The Environment Modules package provides dynamic modification of your shell environment. This also allows a single system to accommodate multiple versions of the same software application and for the user to select the version they want to use. Module commands set, change, or delete environment variables, typically in support of a particular application.
Some software packages may not be available for the version of Linux running on the HPC cluster. In this case, users may want to run containers. Containers are self-contained application execution environments that contain all necessary software to run an application or workflow, so users don’t need to worry about installing all the dependencies. There are many pre-built container images for scientific applications available for download and use.

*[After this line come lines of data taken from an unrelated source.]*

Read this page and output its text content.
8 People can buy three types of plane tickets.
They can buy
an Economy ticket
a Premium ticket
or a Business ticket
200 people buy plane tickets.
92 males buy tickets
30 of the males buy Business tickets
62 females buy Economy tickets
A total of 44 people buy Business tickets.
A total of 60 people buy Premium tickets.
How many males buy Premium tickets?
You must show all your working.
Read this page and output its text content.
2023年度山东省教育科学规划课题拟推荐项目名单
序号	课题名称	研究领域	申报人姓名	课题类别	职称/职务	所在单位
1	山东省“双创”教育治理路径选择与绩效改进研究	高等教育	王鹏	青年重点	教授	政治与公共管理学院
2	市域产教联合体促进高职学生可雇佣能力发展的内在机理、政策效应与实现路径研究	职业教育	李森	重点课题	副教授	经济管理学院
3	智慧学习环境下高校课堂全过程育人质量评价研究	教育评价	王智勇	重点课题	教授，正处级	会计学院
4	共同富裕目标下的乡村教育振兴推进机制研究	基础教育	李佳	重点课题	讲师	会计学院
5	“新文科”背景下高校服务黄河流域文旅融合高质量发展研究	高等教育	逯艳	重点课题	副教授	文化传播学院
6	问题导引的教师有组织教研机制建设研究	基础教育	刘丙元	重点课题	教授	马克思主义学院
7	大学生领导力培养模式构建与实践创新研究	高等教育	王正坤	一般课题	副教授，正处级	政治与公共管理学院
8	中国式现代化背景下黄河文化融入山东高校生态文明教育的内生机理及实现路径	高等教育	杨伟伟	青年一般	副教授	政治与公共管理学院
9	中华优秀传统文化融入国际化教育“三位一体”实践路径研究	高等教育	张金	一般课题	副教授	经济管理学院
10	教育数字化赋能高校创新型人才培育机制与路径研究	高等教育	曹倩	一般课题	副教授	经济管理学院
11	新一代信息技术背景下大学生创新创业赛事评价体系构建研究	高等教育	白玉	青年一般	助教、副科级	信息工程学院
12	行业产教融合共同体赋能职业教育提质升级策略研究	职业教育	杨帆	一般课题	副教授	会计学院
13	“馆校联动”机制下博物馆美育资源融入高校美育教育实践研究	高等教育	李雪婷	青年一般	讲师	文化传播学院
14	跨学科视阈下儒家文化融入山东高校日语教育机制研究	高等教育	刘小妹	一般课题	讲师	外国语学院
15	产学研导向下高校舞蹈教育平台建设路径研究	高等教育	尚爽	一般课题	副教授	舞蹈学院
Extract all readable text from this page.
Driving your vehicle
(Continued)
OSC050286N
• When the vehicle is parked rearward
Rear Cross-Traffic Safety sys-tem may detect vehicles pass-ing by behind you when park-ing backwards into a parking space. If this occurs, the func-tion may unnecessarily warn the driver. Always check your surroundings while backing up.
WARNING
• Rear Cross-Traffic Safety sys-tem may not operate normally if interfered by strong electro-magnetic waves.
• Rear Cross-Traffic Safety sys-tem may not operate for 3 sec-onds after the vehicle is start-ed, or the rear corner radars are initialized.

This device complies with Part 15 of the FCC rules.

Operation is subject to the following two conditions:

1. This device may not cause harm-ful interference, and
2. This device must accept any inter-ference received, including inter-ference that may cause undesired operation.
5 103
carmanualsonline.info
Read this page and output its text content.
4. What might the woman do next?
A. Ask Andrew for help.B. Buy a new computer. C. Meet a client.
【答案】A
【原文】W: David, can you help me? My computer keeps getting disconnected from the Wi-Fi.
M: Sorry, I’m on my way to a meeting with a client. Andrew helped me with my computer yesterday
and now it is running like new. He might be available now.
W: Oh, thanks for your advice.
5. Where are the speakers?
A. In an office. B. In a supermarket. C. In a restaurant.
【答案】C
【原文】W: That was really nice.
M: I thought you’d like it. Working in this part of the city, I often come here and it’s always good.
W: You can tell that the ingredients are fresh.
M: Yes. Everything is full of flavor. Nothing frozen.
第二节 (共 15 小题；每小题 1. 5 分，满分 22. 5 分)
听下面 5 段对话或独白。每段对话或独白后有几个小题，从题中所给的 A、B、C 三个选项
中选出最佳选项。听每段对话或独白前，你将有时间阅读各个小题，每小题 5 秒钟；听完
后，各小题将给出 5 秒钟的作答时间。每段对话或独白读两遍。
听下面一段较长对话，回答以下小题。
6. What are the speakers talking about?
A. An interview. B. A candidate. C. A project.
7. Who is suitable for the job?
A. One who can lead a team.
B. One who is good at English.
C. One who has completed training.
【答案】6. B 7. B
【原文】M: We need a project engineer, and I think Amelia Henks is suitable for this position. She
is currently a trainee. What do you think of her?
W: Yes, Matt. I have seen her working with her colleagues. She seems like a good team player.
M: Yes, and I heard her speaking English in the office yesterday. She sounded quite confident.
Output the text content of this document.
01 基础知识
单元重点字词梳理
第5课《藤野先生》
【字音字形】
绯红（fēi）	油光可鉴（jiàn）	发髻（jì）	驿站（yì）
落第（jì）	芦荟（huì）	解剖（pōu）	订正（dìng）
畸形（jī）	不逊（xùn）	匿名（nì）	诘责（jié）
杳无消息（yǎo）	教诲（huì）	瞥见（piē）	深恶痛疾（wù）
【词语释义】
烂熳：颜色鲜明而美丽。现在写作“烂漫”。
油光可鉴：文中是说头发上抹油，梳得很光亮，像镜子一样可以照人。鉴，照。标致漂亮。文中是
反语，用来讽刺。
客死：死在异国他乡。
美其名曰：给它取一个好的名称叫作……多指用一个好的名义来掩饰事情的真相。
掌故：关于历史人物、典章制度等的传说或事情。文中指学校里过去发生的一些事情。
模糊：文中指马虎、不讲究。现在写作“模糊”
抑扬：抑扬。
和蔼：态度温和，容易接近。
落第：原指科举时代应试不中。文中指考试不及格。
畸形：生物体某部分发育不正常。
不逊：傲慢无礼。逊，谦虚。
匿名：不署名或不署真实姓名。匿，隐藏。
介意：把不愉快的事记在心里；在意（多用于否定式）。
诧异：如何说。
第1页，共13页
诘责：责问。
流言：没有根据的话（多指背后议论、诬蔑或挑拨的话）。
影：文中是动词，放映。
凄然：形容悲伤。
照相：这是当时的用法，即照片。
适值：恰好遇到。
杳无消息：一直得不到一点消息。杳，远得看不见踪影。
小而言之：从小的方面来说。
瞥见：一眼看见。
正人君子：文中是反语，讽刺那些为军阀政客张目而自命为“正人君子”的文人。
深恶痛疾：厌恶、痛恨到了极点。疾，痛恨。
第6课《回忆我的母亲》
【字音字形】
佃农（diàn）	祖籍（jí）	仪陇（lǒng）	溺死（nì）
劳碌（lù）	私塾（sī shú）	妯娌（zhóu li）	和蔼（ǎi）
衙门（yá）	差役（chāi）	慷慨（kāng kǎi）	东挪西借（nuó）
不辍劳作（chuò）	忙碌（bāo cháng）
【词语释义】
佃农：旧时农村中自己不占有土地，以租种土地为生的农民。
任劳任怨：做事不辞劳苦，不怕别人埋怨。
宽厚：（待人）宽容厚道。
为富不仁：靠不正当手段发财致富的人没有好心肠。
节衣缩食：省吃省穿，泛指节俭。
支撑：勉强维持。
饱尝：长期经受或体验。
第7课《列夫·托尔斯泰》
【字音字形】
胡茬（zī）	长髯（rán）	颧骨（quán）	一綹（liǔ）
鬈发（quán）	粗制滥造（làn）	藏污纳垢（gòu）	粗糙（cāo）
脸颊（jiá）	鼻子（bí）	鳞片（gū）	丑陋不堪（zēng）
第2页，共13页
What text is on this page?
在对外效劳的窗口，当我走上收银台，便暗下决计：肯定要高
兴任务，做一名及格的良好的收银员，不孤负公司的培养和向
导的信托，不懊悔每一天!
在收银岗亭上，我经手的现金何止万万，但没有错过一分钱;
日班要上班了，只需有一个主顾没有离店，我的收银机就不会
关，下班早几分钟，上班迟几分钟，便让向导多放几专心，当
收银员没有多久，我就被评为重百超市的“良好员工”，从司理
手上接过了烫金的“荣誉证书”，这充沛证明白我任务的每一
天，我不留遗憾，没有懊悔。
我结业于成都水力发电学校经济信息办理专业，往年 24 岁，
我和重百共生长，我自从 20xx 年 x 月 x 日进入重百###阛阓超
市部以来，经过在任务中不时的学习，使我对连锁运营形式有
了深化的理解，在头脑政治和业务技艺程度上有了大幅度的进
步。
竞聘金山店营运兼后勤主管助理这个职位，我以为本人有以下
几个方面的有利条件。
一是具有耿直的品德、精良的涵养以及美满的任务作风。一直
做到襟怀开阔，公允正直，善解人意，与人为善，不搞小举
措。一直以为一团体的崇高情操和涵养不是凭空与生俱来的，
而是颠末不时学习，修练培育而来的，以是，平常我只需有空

Apptainer (formerly Singularity) https://apptainer.org is an application for running containers on an HPC cluster. Containers are self-contained application execution environments that contain all necessary software to run an application or workflow, so you don’t need to worry about installing all the dependencies. There are many pre-built container images for scientific applications available for download and use, see section Container Images.
Application Guides
AWS Guides
FAQ about AWS resources available to ARS scientists.
The aws-saml tool can be used in conjunction with the Shibboleth SAML identity provider to retrieve time-limited API keys suitable for commandline use. It interactively prompts you for your password, and if you have multiple roles available, you are prompted if not otherwise specified on the command line. The resulting credentials are normally stored in your standard AWS credential file, but a command line flag can be provided tohave the credentials output to standard output in Bash format for scripting. These credentials normally expire after one hour; by providing therefresh flag to the tool, it will fork into the background and keep the credentials refreshed as long as your login cookie remains valid.